Children between the ages of 6 months and 8 years old getting their first flu shot, however, are supposed to receive two vaccine doses at least four weeks apart, so they should get the first dose as soon as possible to fit in the second one by the end of October, the CDC says. Kids in this age group who’ve received flu vaccines before only need one dose.
“I think it’s better to get one a little too early than too late,” Morse said. “There isn’t solid evidence about when it’s best to get a flu shot, except that you definitely want to get it at least two weeks before you might be exposed to the flu.”
But if you don’t get vaccinated by late October, don’t write it off for the season. Getting the vaccine in late winter will confer protection through spring, when the flu is still being passed around.

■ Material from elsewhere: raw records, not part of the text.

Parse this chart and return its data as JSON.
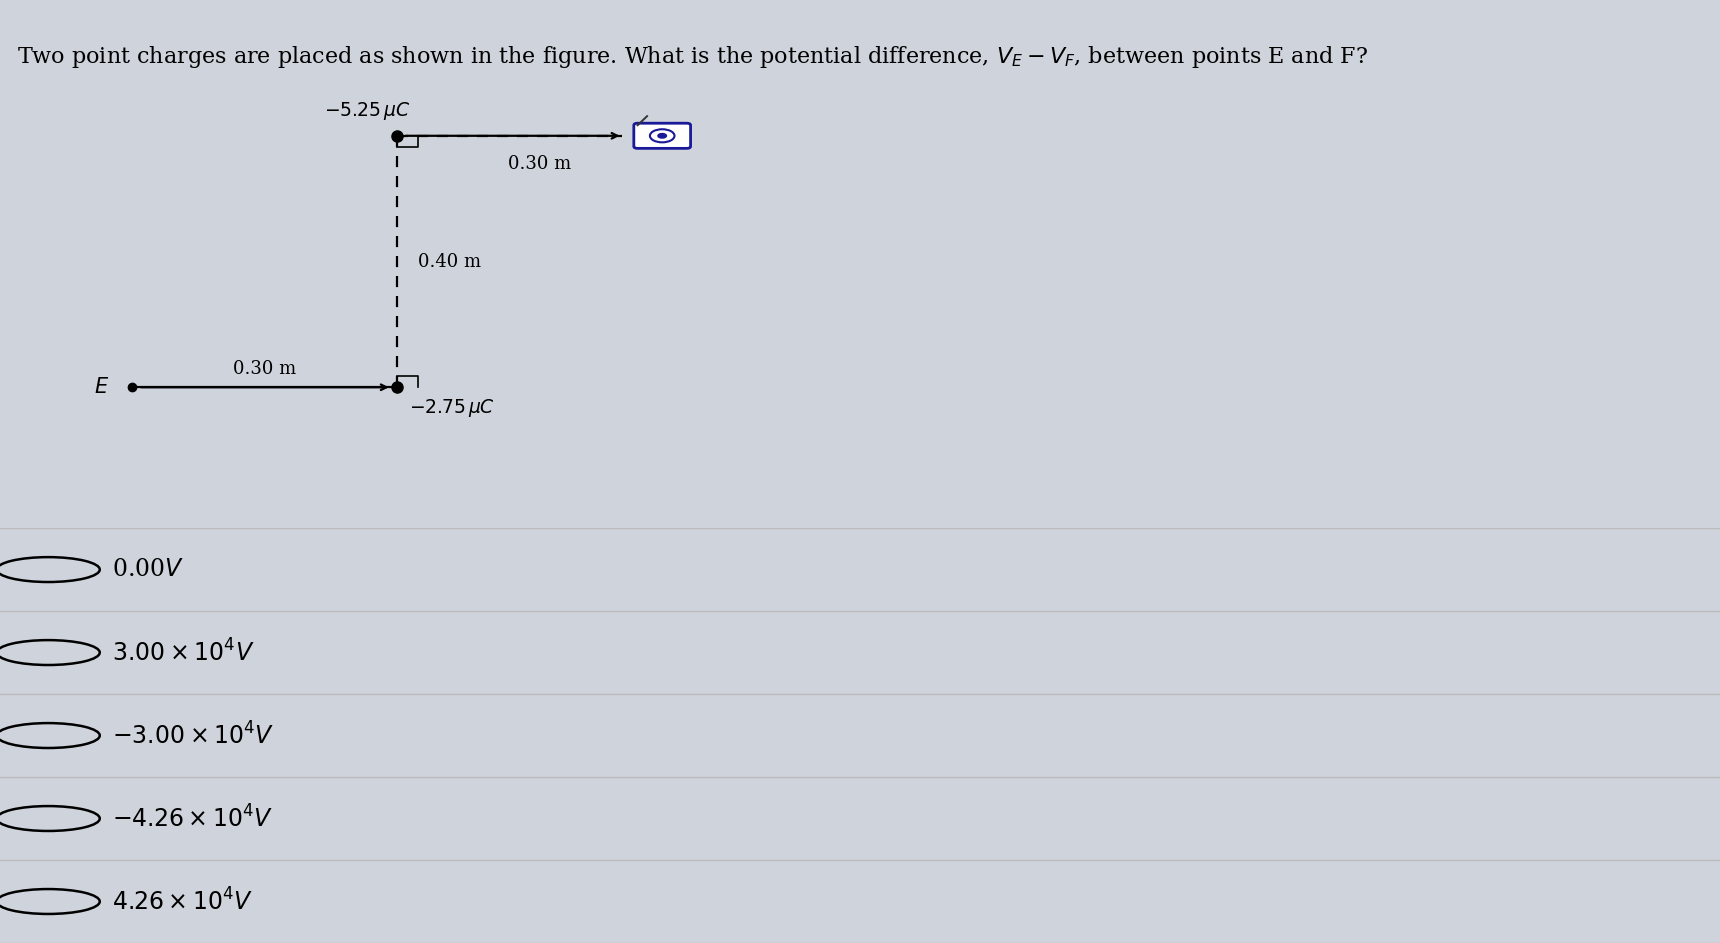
{
  "bg_color": "#cfd3db",
  "title_text": "Two point charges are placed as shown in the figure. What is the potential difference, $V_E - V_F$, between points E and F?",
  "title_fontsize": 16,
  "charge1_label": "$-5.25\\,\\mu C$",
  "charge2_label": "$-2.75\\,\\mu C$",
  "dist_top": "0.30 m",
  "dist_vert": "0.40 m",
  "dist_bot": "0.30 m",
  "answer_texts": [
    "0.00$V$",
    "$3.00 \\times 10^{4}V$",
    "$-3.00 \\times 10^{4}V$",
    "$-4.26 \\times 10^{4}V$",
    "$4.26 \\times 10^{4}V$"
  ],
  "answer_fontsize": 17,
  "circle_color": "#000000",
  "line_color": "#bbbbbb",
  "diagram_line_color": "#000000",
  "dot_color": "#000000"
}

Where should you get vaccinated?
Primary care doctors generally administer flu shots in their offices, and many employers, schools and drug stores offer them as well. If you need help finding a shot spot, the CDC recommends vaccinefinder.org.
Is there any reason to fear the vaccine might run out?
There hasn’t been a serious shortage of the flu vaccine since 2003–2004. Today there are many more vaccine manufacturers, so there’s little chance we’ll run out.
How much does flu vaccination cost?
Vaccination costs range from nothing to $70, depending on the type of vaccine your doctor recommends and your insurance coverage. High-dose shots for the elderly tend to be the most expensive, but Medicare should cover them. Affordable Care Act health plans should cover flu vaccination without a co-pay, but check with your carrier. CVS, for example, offers shots for $40 for the standard dose and $70 for seniors.
The future of the flu shot
A study is underway to find out whether a topical cream that treats genital warts and skin cancer might be able to boost immune responses against the flu. If so, it could help stretch the supply of vaccines for H5N1 (avian flu) and allow more people to get vaccinated during an outbreak. Researchers are also working on the phase 2 clinical trial for an experimental universal flu vaccine.
It will take at least one to two years for either to be publicly available, but for medical professionals and public health officials, anything that will increase flu coverage is a positive step forward.
“There are always barriers to getting enough people vaccinated, and the need for an annual vaccination is one barrier,” Piedra said. “It would be nice if we could produce a longer duration of immunity.”